In seiner Bewertung stellte das LSG darauf ab, ob die konkrete Tätigkeit dem jeweiligen Berufsbild zugeordnet werden kann, ob also die ausgeübte Tätigkeit als Immobiliengutachterin dem Berufsbild einer Architektin entspricht. Das Berufsbild selbst wird im Architektengesetz festgelegt. Dabei kommt das Gericht zum Ergebnis, dass „ausgehend von diesem Verständnis eine berufsspezifische Tätigkeit als Architekt (…) festzuhalten (ist), dass die Tätigkeit als Sachverständiger (hier insbesondere Wertgutachterin für Immobilien) ohne weiteres zu den Berufsaufgaben gehört.“
In der Entscheidungsbegründung heißt es weiter, dass die Architektin „mit der bautechnischen Beurteilung von Gebäuden und Sachverhalten, der Prüfung von Kostenberechnungen, Baukostenanalysen, Erstellung von Planungsunterlagen für Gebäude, für die keine Planunterlagen vorhanden sind und (perspektivisch) der Koordination der Hausinternen Bauvorhaben (betraut ist). Diese Aufgaben gehören zu den in § 1 ArchG genannten Berufsaufgaben einer Architektin“.

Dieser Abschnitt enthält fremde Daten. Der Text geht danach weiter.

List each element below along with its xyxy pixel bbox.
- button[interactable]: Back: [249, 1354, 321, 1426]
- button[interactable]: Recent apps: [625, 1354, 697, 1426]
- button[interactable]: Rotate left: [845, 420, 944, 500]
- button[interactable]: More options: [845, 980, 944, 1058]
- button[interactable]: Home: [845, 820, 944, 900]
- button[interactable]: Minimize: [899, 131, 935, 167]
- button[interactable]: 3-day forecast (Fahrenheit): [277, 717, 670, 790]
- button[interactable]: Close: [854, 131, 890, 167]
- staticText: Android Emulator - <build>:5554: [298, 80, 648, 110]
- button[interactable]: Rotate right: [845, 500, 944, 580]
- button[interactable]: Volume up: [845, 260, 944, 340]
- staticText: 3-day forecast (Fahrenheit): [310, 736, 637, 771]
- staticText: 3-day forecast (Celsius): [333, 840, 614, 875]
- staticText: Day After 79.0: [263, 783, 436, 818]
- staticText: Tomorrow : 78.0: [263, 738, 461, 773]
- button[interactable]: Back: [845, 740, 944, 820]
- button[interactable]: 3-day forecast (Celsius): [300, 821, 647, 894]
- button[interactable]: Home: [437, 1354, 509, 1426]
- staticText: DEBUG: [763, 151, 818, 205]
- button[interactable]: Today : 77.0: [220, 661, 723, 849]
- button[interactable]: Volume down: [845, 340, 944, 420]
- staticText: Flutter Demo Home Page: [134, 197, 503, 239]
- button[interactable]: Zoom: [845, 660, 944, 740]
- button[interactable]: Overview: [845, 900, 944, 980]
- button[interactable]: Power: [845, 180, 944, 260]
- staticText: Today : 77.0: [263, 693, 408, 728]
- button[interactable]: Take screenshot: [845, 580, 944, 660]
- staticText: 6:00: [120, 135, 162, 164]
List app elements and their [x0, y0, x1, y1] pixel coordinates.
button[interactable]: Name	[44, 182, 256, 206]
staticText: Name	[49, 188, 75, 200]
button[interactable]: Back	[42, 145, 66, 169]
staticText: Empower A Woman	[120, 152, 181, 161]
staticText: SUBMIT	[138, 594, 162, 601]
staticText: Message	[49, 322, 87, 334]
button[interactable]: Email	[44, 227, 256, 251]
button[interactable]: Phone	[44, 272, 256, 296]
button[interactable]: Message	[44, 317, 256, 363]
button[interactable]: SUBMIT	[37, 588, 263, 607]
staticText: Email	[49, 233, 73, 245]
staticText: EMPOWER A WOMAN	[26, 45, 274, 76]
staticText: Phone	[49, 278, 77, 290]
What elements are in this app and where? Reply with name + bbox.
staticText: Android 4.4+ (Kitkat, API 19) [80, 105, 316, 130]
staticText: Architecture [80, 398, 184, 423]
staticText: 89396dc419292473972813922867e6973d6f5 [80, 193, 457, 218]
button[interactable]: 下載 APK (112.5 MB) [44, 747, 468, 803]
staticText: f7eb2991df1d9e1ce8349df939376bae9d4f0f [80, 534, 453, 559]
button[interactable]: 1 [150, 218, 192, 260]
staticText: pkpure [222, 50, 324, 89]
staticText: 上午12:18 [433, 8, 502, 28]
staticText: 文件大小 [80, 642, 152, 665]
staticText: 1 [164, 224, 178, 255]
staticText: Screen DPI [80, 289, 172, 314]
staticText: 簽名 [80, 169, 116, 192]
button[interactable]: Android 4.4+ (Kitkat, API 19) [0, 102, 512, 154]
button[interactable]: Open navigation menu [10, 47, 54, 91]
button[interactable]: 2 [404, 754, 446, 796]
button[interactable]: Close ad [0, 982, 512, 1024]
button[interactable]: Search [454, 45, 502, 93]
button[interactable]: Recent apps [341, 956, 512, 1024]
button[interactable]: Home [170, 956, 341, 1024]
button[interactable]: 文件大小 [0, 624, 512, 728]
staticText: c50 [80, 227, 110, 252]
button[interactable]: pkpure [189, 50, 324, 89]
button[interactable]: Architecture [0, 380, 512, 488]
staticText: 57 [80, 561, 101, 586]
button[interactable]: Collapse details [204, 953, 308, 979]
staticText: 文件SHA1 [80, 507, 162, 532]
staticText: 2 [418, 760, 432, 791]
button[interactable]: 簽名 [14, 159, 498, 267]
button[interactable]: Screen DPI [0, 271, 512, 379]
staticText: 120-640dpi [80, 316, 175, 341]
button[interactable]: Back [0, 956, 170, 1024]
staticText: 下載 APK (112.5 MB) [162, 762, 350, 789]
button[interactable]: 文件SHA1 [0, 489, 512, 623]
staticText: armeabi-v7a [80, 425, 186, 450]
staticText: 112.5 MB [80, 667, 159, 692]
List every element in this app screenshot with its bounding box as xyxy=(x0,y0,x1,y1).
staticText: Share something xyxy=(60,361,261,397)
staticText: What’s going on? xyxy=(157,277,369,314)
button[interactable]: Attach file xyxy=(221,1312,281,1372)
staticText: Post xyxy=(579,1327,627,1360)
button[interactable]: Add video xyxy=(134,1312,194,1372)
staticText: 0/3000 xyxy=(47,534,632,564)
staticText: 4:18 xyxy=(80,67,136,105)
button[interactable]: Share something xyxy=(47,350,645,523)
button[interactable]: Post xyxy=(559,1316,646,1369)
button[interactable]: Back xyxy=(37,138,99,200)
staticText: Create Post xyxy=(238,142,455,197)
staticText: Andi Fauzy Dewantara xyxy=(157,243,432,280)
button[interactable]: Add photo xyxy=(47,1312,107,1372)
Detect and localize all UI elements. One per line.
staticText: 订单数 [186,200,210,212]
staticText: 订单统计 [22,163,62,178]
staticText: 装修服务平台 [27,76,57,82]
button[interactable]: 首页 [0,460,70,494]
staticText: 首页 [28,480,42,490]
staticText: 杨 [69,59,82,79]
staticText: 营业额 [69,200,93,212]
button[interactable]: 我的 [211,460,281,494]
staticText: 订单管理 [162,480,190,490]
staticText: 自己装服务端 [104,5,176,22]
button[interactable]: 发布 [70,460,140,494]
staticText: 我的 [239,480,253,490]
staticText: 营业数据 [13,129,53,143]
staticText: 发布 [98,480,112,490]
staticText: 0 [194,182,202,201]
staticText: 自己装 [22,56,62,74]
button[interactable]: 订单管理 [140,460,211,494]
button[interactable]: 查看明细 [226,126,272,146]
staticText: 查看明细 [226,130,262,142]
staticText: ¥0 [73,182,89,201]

Das LSG beschäftigte sich auch mit der Fragestellung, inwiefern es problematisch ist, dass in der ursprünglichen Stellenausschreibung nicht speziell nach einem Architekt, sondern eine Person mit dem Abschluss als Diplom-Ingenieur, Architekt oder Bautechniker gesucht wurde. Nach Ansicht des LSG steht bei der Bewertung der Tätigkeit nicht entgegen, dass in der Stellenausschreibung auch andere Qualifikationen angesprochen wurden. Entscheidend sei allein die konkret ausgeübte Beschäftigung, die Ausschreibung kann allenfalls ein Indiz für die Beurteilung dieser Tätigkeit sein. Die Entscheidung ist noch nicht rechtskräftig.